I think my point here is that we all need to make certain we only discuss the facts, and not the supposed facts. If you believe that the server stopped working after the reboot, then supply some evidence. Show me that your query ran fine one minute before the reboot, and failed one minute after the server came back online. If a patch is affecting things, fine, but make certain that a patch was applied (and make certain it was applied to the server, and not to some other server that has no relation to yours). Allowing speculation to come into play results in people having to spend time gathering evidence to refute things. And that time could be better spent trying to ascertain what the next steps should be, rather than proving what steps did not happen.
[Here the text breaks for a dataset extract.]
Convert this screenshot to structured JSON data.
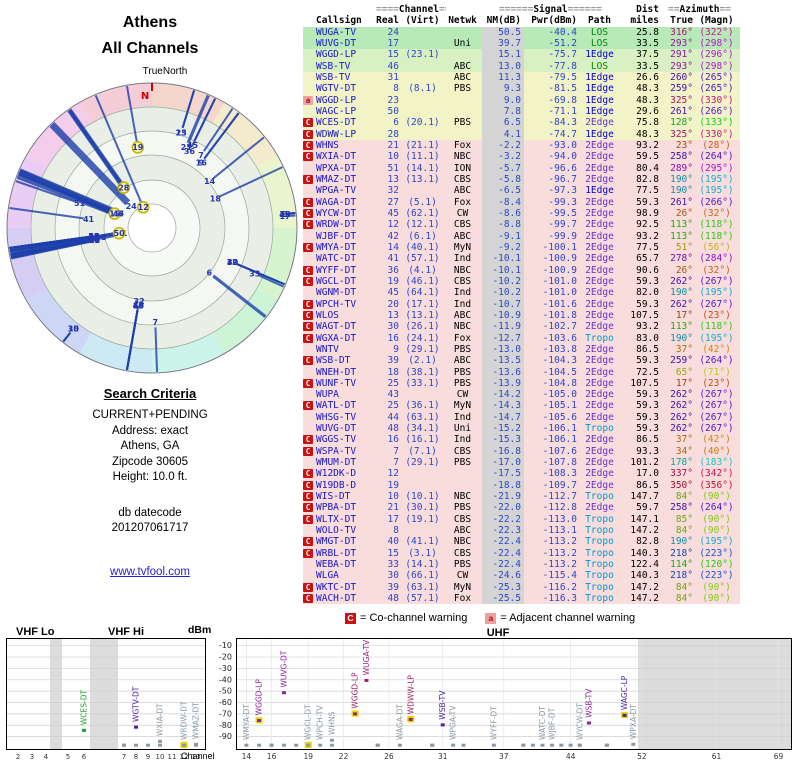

Of course, all research has it merits, and every stone needs to be overturned. And I am not saying that we are perfect and do not also jump to conclusions from time to time. All I am saying is that we all need to recognize the importance of facts versus speculation, especially when we want to have answers quickly. When somebody starts asking to have patches rolled back and it forces us to spend time proving no patches were applied, that time would be better spent working on a solution.